How I Built My Portfolio
I rebuilt my portfolio from scratch. It went through about fifteen iterations before landing on something I'm happy with. Here's what I learned.
The Stack
- Next.js 16 with App Router and React 19
- Tailwind CSS 4 with oklch colors
- Motion (Framer Motion) for animations
- Space Grotesk + Inter for typography
- Deployed on Vercel with ISR for GitHub data
The site is a single page with sections that scroll vertically — hero, about, experience, skills, projects, education, and contact. No SPA routing complexity, no page transitions. Just a well-organized scroll.
The Design Problem
The first version was a two-column sidebar layout with shadcn/ui cards. Functional, but it looked like every other developer portfolio built with AI in 2025 — dark background, cyan accent, card-based layout, Inter font. It was a digital resume, not a portfolio.
The goal was to make something that a recruiter would look at and think "this person has taste" rather than "nice template."
What Actually Worked
Two-Color System
Instead of one accent color everywhere, I split into two: cyan for information (section labels, nav dots, skill badges) and warm amber for actions (resume button, email CTA, availability indicator). This creates visual hierarchy — your eye goes to the warm elements because they're different.
Interactive Typography
The name in the hero uses spring-physics character scatter — hover over it and individual letters lift from the cursor position. It's built with Motion's useSpring and a per-character displacement calculation. Small touch, but it immediately communicates "this person builds interactive things."
GitHub Contribution Grid
The hero background has my actual GitHub contribution data rendered as squares with a quadratic vignette fade. Fetched at build time via GitHub's GraphQL API, revalidated daily. The squares align with the background dot grid and fade to transparent near the center so they don't compete with the text.
Magnetic Icons
Social icons and the resume button pull toward the cursor with spring physics — stiffness 200, damping 20. Subtle enough that you might not notice consciously, but the UI feels alive.
The Critique Loop
The most valuable part of the process was running iterative design critiques against UI/UX guidelines. Each round identified specific issues:
- Round 1: "This looks AI-generated" — gradient text, uppercase tracking, generic layout
- Round 2: Removed gradient text, added warm accent color
- Round 3: Removed numbered section labels, removed decorative elements
- Round 4: Added spring physics, magnetic icons, character scatter
- Round 5: Fine-tuned content, verified mobile and light mode
Each critique was honest about what was still template-looking, and each fix was concrete. The key insight: removing AI tells is more impactful than adding features. Deleting the gradient line under my name did more for the design than any animation.
Lessons Learned
The best code is no code at all — this is my bio and it turned out to be true for the portfolio too. Every time I removed a decorative element, the design got better. Section numbers? Removed. Uppercase subtitle? Removed. Gradient line? Removed. Scroll indicator text? Removed.

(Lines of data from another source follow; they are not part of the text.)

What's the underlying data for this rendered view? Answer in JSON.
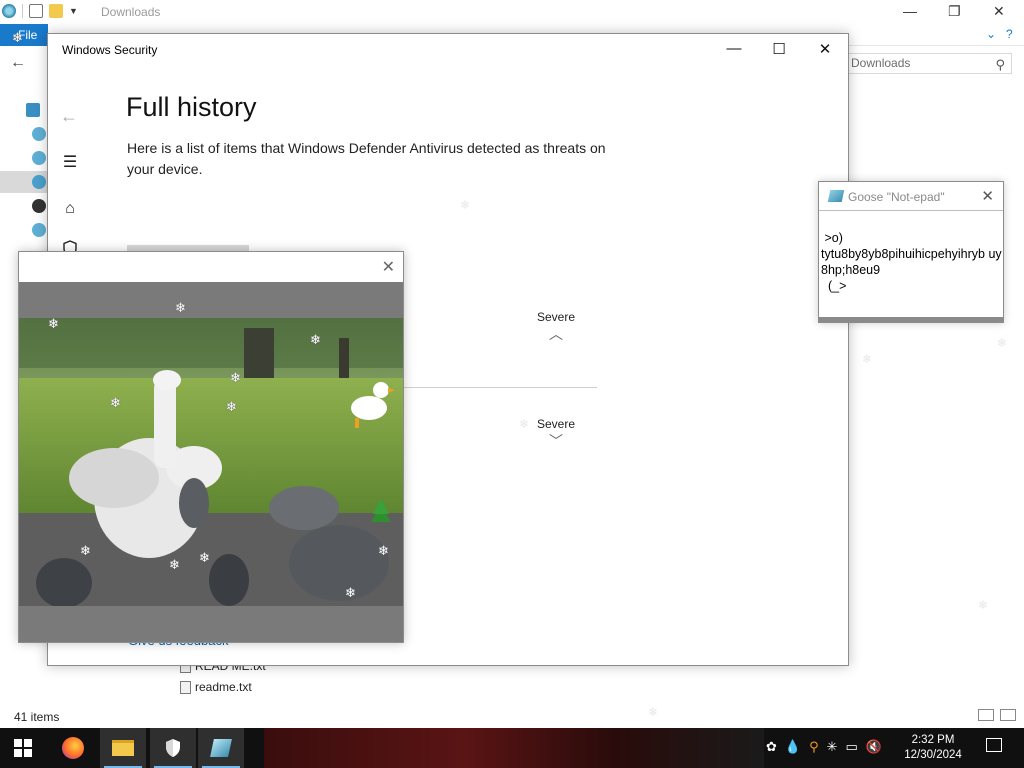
{
  "explorer": {
    "title": "Downloads",
    "file_tab": "File",
    "search_placeholder": "h Downloads",
    "files": [
      "READ ME.txt",
      "readme.txt"
    ],
    "status": "41 items",
    "icons": [
      "window-restore-icon",
      "checkbox-icon",
      "folder-icon",
      "dropdown-icon"
    ]
  },
  "security": {
    "window_title": "Windows Security",
    "page_title": "Full history",
    "description": "Here is a list of items that Windows Defender Antivirus detected as threats on your device.",
    "severity_1": "Severe",
    "severity_2": "Severe",
    "feedback_link": "Give us feedback",
    "rail_icons": [
      "back-arrow-icon",
      "hamburger-menu-icon",
      "home-icon",
      "shield-icon"
    ]
  },
  "notepad": {
    "title": "Goose \"Not-epad\"",
    "body": " >o)\ntytu8by8yb8pihuihicpehyihryb uy8hp;h8eu9\n  (_>"
  },
  "taskbar": {
    "time": "2:32 PM",
    "date": "12/30/2024",
    "apps": [
      "start-icon",
      "firefox-icon",
      "file-explorer-icon",
      "windows-security-icon",
      "notepad-icon"
    ]
  },
  "colors": {
    "accent": "#1979ca",
    "link": "#0067b8",
    "taskbar": "#101010"
  }
}
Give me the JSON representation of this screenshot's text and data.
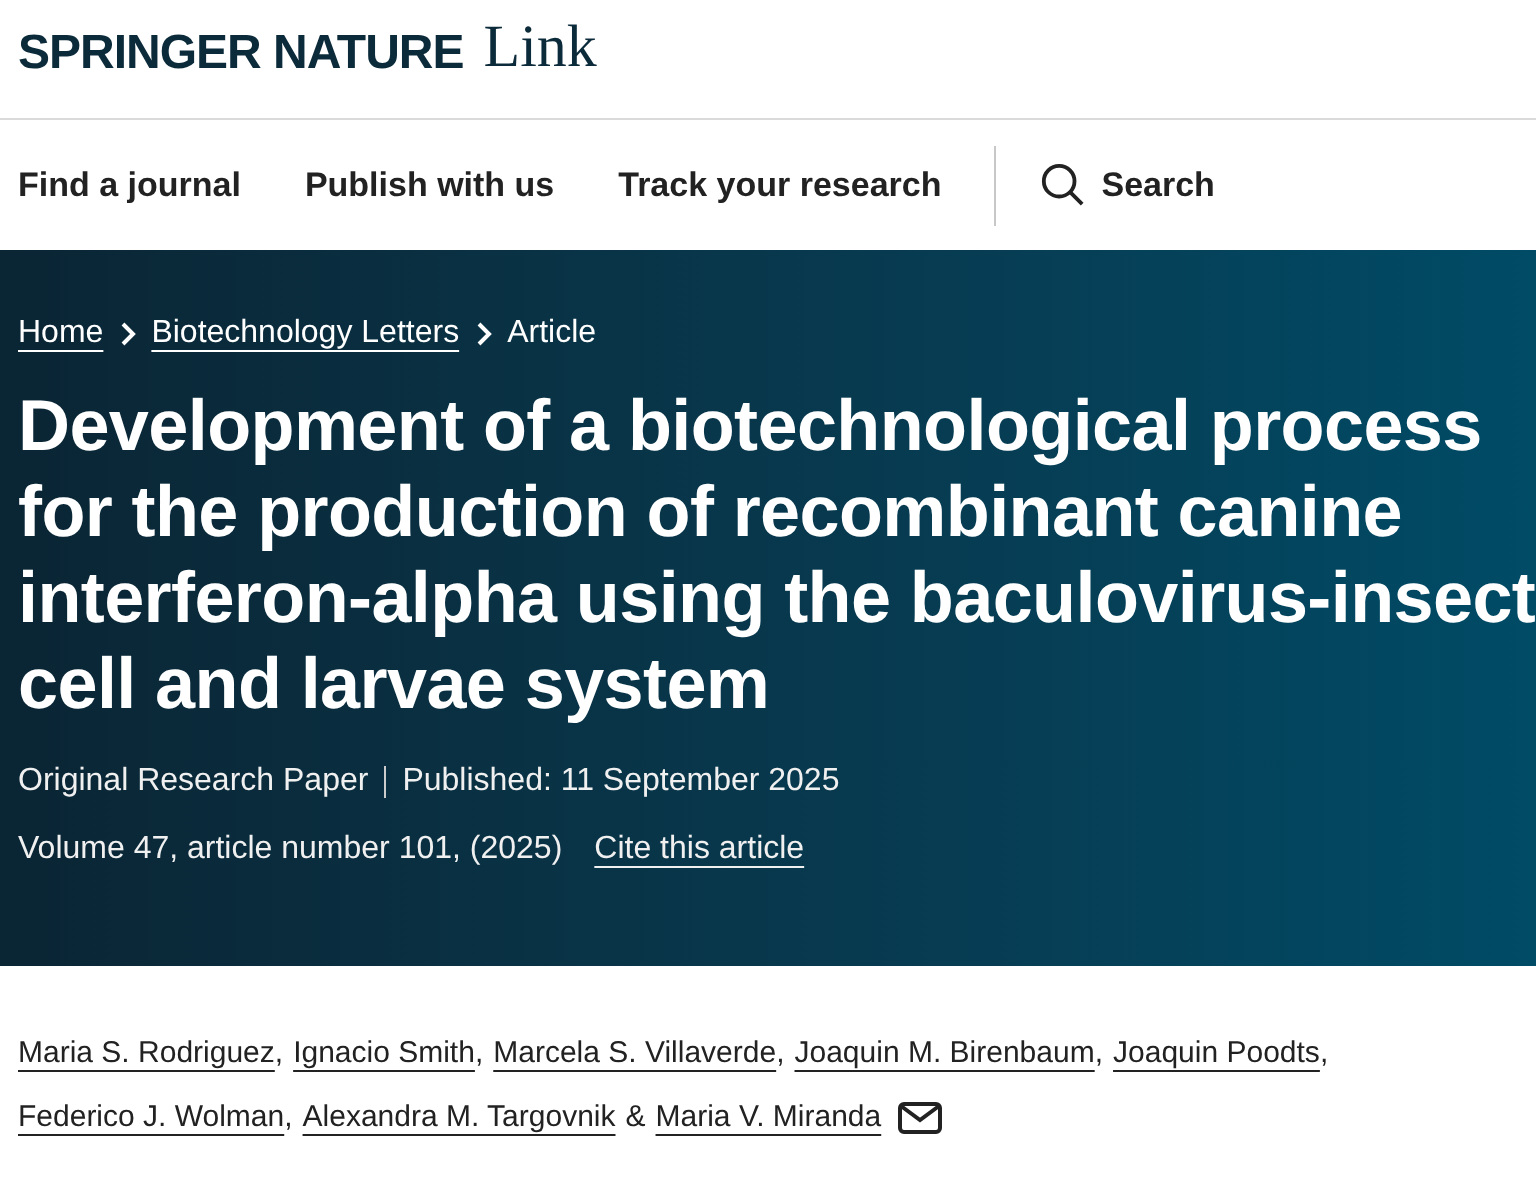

Spring physics > CSS transitions — the difference between transition-all duration-200 and a spring with stiffness and damping is the difference between a dead interface and a living one. Everything feels physical.
Content matters more than design — I spent hours on animations and hover effects. A recruiter will spend 10 seconds reading the bio and scanning the experience timeline. The interactions create a first impression, but the content is what actually matters.
Ship it — at some point, another round of polish has negative ROI. The portfolio is a tool for getting hired, not a lifelong art project. Ship it, build projects, and let the work speak for itself.